I like contractual waiver of subrogation language relating to builder’s risk property insurance claims. As long as the insurance broker and carrier are aware of the contractual waiver so that there is not any issue that the waiver impacts policy language / coverage (and, the broker and carrier should inquire since it’s become boilerplate language in construction contracts), the waiver of subrogation allows a covered claim to be paid without an otherwise waived party worried about whether the carrier is going to try to later recoup losses against it.
From an owner or contractor’s perspective, I also usually like the idea of the party being hired to provide the waiver of subrogation endorsement / waiver of transfer of rights endorsement in its CGL policy irrespective of the requirement to identify the hiring (or paying) party as an additional insured. The primary reason is that in the event there is any issue whatsoever with the additional insured status under the hired party’s policy such that it does not apply to the hiring party (e.g., additional insured status of a general contractor under its hired subcontractor’s policy), with the waiver of subrogation, if the hired party’s policy pays it has at least waived its right to recoup that money against the hiring party through subrogation.

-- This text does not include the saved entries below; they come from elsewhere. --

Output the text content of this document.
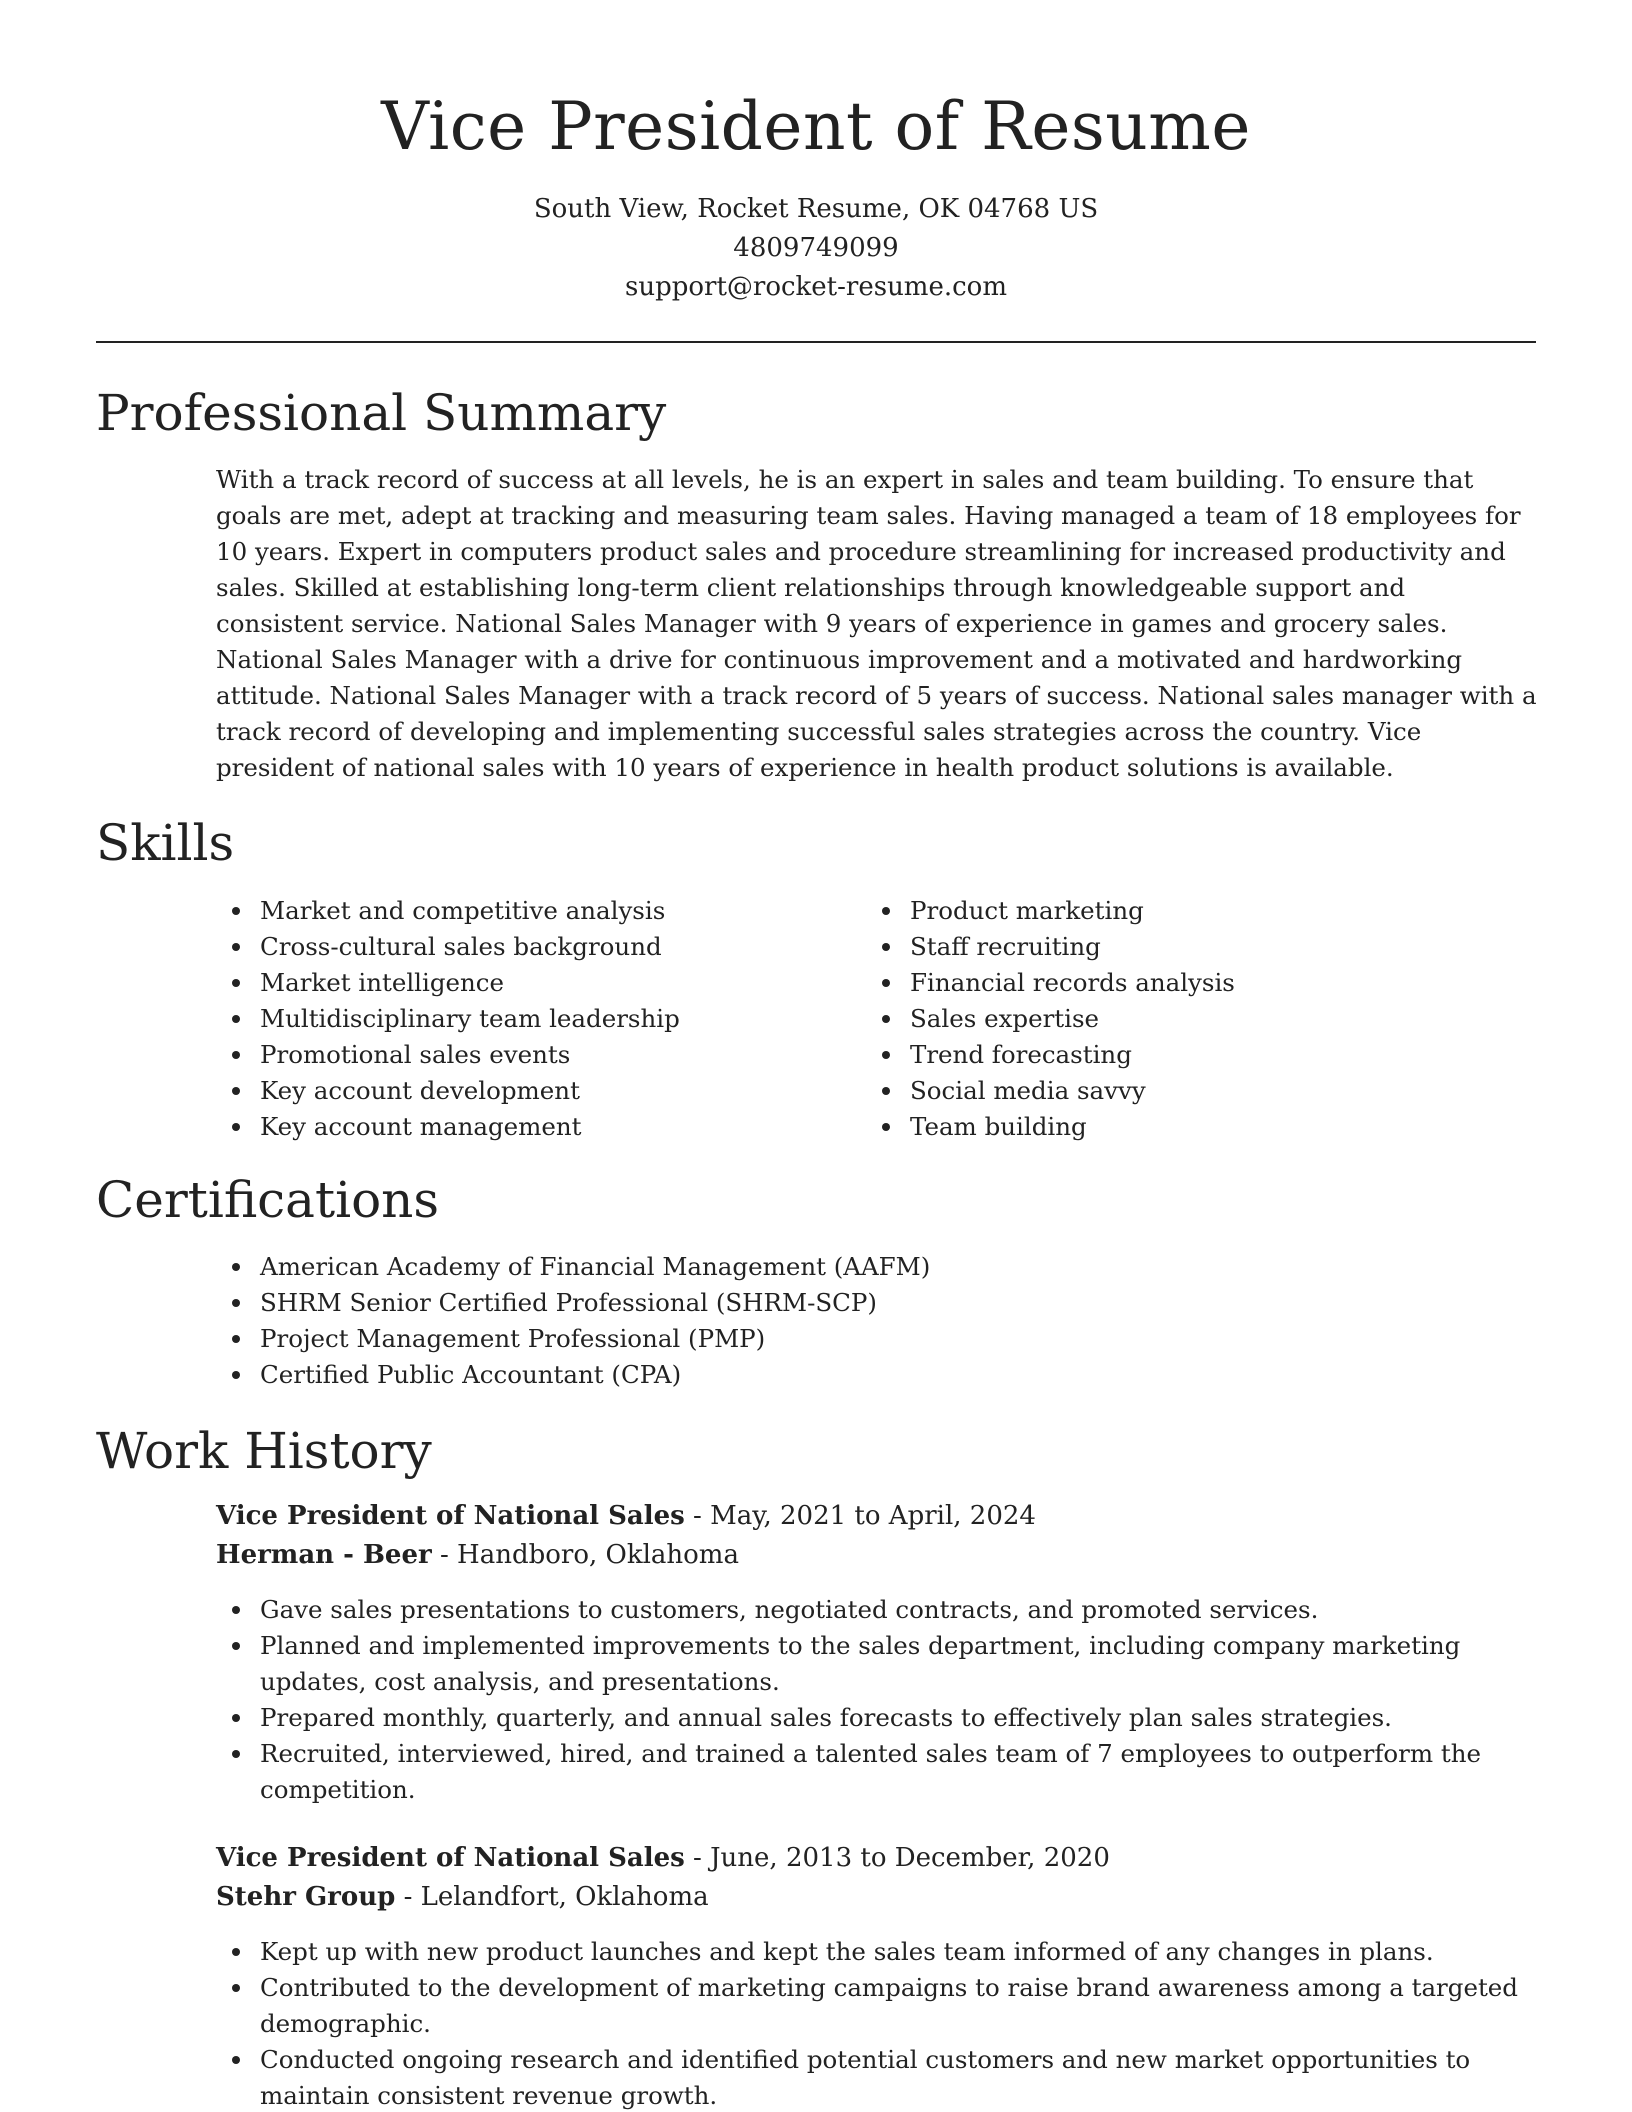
Vice President of Resume
South View, Rocket Resume, OK 04768 US
4809749099
support@rocket-resume.com
Professional Summary

With a track record of success at all levels, he is an expert in sales and team building. To ensure that goals are met, adept at tracking and measuring team sales. Having managed a team of 18 employees for 10 years. Expert in computers product sales and procedure streamlining for increased productivity and sales. Skilled at establishing long-term client relationships through knowledgeable support and consistent service. National Sales Manager with 9 years of experience in games and grocery sales. National Sales Manager with a drive for continuous improvement and a motivated and hardworking attitude. National Sales Manager with a track record of 5 years of success. National sales manager with a track record of developing and implementing successful sales strategies across the country. Vice president of national sales with 10 years of experience in health product solutions is available.

Skills
Market and competitive analysis
Cross-cultural sales background
Market intelligence
Multidisciplinary team leadership
Promotional sales events
Key account development
Key account management
Product marketing
Staff recruiting
Financial records analysis
Sales expertise
Trend forecasting
Social media savvy
Team building
Certifications
American Academy of Financial Management (AAFM)
SHRM Senior Certified Professional (SHRM-SCP)
Project Management Professional (PMP)
Certified Public Accountant (CPA)
Work History
Vice President of National Sales - May, 2021 to April, 2024
Herman - Beer - Handboro, Oklahoma
Gave sales presentations to customers, negotiated contracts, and promoted services.
Planned and implemented improvements to the sales department, including company marketing updates, cost analysis, and presentations.
Prepared monthly, quarterly, and annual sales forecasts to effectively plan sales strategies.
Recruited, interviewed, hired, and trained a talented sales team of 7 employees to outperform the competition.
Vice President of National Sales - June, 2013 to December, 2020
Stehr Group - Lelandfort, Oklahoma
Kept up with new product launches and kept the sales team informed of any changes in plans.
Contributed to the development of marketing campaigns to raise brand awareness among a targeted demographic.
Conducted ongoing research and identified potential customers and new market opportunities to maintain consistent revenue growth.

I know there are some parties that do not like waiver of subrogation language, especially with CGL policies, due to underwriting issues that it poses and/or potential increased premium costs associated with the endorsement. Sure, this is true. But, a waiver of subrogation does enable a dispute to be streamlined by allocating risk to a party that is in a position to control the risk and has insurance to cover that risk and by reducing continued litigation associated with a claim.